Australian Compliance

Security of Payment Act

What the Security of Payment Act means for AP teams in construction, how progress claims and payment schedules work under the Act, and the consequences of not responding correctly to a claim.

The Security of Payment Act (SOPA) is state and territory legislation designed to ensure that contractors, subcontractors, and suppliers in the construction industry receive prompt payment for work performed. Each Australian jurisdiction has its own version of the Act (NSW: Building and Construction Industry Security of Payment Act 1999; Victoria: Building and Construction Industry Security of Payment Act 2002; Queensland: Building Industry Fairness (Security of Payment) Act 2017, etc.) with broadly similar provisions but important jurisdictional differences in timelines, thresholds, and adjudication processes.

For AP teams in construction businesses, SOPA creates legally binding obligations around how progress claims are received, assessed, and responded to. Failure to respond to a valid payment claim within the required timeframe -- typically 10 to 15 business days depending on the jurisdiction -- results in the claimed amount becoming a debt due and payable, even if the principal contractor disputes the claim. This has directly caused large, unbudgeted payment obligations for construction businesses whose AP process did not recognise and escalate SOPA payment claims within the statutory timeframe.

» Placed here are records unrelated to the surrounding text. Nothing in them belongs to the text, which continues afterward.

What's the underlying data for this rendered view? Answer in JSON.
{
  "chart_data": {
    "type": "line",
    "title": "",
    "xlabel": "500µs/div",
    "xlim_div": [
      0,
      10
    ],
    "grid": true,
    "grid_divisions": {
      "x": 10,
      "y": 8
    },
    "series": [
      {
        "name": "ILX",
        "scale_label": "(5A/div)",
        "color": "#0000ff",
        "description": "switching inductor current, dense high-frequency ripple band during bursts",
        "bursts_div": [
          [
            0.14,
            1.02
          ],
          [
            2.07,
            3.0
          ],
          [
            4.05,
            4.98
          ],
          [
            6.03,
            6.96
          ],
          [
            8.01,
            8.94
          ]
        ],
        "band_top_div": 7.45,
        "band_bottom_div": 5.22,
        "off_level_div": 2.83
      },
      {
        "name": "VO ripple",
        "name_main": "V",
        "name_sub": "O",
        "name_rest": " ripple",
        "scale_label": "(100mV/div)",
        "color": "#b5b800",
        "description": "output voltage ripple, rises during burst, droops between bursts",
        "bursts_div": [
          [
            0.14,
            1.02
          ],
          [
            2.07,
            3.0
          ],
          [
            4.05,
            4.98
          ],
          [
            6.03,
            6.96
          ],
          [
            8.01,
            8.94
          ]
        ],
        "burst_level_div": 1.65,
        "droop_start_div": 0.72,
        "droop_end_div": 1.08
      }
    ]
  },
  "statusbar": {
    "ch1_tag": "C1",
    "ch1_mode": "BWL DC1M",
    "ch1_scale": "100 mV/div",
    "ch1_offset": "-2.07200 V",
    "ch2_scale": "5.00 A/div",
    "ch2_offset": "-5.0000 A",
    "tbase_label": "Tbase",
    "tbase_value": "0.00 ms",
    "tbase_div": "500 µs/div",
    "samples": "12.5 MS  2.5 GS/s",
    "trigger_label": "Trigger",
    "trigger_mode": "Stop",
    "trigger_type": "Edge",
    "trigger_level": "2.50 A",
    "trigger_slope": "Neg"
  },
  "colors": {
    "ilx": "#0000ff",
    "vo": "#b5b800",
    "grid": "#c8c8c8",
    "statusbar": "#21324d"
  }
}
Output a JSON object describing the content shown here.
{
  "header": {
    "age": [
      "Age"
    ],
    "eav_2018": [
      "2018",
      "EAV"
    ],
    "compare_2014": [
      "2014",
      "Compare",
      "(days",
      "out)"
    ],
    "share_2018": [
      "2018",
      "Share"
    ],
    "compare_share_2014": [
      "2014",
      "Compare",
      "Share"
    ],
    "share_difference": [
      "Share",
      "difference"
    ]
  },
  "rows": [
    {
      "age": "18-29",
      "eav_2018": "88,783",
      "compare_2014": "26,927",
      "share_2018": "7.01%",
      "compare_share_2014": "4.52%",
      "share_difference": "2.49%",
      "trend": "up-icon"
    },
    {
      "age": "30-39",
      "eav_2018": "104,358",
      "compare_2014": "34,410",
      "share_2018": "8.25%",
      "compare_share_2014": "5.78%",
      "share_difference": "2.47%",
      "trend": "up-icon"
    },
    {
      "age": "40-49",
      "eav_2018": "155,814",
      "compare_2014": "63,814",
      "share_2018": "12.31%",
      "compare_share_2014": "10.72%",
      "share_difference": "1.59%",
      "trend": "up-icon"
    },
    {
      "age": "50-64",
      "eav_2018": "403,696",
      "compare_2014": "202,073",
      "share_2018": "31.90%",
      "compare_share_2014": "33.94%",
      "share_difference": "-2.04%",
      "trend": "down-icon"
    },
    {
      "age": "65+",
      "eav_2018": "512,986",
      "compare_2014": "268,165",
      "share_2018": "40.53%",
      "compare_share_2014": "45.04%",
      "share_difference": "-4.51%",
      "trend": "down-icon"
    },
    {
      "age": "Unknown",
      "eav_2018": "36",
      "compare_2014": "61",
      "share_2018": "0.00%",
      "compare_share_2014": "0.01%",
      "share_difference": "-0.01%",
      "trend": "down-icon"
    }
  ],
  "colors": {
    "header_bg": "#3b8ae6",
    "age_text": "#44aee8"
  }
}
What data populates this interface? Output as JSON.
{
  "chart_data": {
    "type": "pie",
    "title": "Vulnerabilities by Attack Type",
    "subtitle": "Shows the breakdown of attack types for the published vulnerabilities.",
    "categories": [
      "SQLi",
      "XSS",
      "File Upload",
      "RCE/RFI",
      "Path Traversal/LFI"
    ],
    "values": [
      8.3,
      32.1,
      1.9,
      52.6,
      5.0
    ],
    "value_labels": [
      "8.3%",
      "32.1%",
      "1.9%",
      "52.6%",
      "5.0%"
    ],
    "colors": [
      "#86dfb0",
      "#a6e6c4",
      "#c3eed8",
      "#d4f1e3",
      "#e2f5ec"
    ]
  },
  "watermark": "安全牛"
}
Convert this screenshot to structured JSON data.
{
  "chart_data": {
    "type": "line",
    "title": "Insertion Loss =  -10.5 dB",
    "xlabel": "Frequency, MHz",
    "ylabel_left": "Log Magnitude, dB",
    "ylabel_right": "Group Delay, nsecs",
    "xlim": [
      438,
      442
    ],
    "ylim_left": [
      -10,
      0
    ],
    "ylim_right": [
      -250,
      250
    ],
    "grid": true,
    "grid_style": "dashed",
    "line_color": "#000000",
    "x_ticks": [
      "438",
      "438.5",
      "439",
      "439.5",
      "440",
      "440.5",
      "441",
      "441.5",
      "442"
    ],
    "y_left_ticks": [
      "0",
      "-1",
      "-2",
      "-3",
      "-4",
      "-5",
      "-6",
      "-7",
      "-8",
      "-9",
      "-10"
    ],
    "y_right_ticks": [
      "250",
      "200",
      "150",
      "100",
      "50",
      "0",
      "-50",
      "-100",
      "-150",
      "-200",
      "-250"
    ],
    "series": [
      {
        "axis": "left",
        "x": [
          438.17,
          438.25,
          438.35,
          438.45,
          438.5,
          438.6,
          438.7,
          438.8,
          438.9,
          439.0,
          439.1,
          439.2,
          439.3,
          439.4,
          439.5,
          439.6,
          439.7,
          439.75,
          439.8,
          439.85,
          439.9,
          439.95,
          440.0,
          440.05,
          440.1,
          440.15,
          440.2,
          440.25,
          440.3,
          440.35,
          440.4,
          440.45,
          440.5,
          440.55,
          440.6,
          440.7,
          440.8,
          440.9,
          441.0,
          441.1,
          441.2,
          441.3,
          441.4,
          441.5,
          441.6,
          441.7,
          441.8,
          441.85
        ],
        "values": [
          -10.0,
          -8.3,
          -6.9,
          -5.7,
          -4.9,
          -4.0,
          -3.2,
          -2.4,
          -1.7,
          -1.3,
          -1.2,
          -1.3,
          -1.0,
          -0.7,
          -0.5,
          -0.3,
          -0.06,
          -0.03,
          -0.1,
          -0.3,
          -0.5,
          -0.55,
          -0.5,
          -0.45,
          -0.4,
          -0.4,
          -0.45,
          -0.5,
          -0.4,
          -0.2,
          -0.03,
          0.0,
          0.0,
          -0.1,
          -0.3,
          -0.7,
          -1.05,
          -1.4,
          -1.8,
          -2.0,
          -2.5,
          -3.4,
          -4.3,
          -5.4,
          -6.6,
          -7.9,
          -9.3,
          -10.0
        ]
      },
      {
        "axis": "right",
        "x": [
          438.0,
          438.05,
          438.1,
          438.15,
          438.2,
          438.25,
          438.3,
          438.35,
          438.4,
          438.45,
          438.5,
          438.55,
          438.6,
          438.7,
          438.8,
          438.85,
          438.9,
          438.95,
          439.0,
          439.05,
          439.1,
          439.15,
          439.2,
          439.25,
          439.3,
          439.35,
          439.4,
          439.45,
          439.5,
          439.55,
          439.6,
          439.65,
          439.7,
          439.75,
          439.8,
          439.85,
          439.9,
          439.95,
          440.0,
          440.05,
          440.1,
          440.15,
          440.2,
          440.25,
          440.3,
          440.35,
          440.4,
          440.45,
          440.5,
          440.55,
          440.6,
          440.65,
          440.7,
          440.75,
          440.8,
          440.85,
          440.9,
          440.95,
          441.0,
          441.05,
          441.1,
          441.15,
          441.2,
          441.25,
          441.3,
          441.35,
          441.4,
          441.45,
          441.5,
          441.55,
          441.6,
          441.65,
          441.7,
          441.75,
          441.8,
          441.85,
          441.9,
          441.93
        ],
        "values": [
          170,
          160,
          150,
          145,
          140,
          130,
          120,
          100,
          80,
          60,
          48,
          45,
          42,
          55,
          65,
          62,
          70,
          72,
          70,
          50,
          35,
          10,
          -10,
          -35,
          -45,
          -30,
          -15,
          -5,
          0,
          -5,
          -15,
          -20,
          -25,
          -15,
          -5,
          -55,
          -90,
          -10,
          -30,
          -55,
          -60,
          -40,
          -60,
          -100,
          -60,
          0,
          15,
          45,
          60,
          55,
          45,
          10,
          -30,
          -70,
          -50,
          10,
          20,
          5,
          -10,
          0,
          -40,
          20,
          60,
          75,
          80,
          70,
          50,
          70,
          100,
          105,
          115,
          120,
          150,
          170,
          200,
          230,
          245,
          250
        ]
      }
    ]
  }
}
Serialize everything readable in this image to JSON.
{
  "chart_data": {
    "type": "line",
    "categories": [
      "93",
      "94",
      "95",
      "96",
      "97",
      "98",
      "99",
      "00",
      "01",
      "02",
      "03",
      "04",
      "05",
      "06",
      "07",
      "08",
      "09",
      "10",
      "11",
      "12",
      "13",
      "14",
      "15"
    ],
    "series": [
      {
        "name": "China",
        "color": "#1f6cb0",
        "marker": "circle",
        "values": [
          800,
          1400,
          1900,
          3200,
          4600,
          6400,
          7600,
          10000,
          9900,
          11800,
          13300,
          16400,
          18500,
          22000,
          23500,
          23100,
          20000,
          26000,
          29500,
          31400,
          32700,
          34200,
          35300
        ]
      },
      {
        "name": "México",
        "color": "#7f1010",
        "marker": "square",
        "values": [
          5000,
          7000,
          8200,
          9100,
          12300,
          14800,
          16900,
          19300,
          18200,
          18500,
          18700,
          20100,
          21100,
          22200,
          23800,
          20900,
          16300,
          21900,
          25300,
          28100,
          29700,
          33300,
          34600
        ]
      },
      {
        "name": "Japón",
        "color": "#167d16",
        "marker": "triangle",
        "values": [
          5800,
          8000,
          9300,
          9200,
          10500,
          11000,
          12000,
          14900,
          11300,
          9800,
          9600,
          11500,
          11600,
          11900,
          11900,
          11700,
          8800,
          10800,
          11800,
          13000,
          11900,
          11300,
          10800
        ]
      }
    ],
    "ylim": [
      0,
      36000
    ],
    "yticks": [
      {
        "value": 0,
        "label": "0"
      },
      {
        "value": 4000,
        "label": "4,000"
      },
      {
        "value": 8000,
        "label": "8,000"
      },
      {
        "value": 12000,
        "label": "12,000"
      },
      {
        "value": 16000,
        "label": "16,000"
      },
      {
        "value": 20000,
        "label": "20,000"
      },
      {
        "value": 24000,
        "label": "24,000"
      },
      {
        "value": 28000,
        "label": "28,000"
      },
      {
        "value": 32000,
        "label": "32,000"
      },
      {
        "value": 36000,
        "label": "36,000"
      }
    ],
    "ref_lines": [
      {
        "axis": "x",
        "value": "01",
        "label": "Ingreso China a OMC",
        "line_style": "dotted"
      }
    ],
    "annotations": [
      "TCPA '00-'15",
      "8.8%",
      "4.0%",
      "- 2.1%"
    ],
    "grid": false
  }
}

How SOPA claims work in AP

A SOPA claim is a progress claim for payment under a construction contract that is served in a manner that invokes the Act's protections. The claim must be in writing, identify the construction work or related goods and services for which payment is claimed, and (in some jurisdictions) include a statement that it is a claim made under the Act. When such a claim is received, the AP team (or contracts team) must issue a payment schedule within the statutory period, either paying the claimed amount or stating the amount that will be paid and the reasons for any difference.

If no payment schedule is issued by the due date, the full claimed amount becomes a debt due and payable, and the claimant can obtain an adjudication certificate (equivalent to a judgment debt) without further litigation. Recovery of an overpaid or incorrectly paid SOPA amount requires separate civil proceedings, which is more expensive and slower than having responded correctly in the first place.

Practical AP process for SOPA compliance

The practical challenge for AP teams is identifying which incoming invoices are SOPA payment claims versus ordinary invoices. Not all progress claims from construction subcontractors are formal SOPA claims; many are ordinary invoices processed through normal AP channels. The difference matters because SOPA claims have statutory response deadlines that ordinary invoices do not.

Best practice is to route all progress claims from construction subcontractors through a review process that checks for SOPA indicators -- reference to the relevant Act, specific claim structure, explicit demand for payment by a statutory date -- before they are processed as ordinary AP items. Claims that appear to invoke SOPA protections should be immediately escalated to the contracts or legal team for review of the payment schedule response. The AP team's role is triage and escalation, not assessment of the merits of disputed claims. Building SOPA claim recognition into the AP intake process is a practical and important control for any construction business with active subcontractor relationships.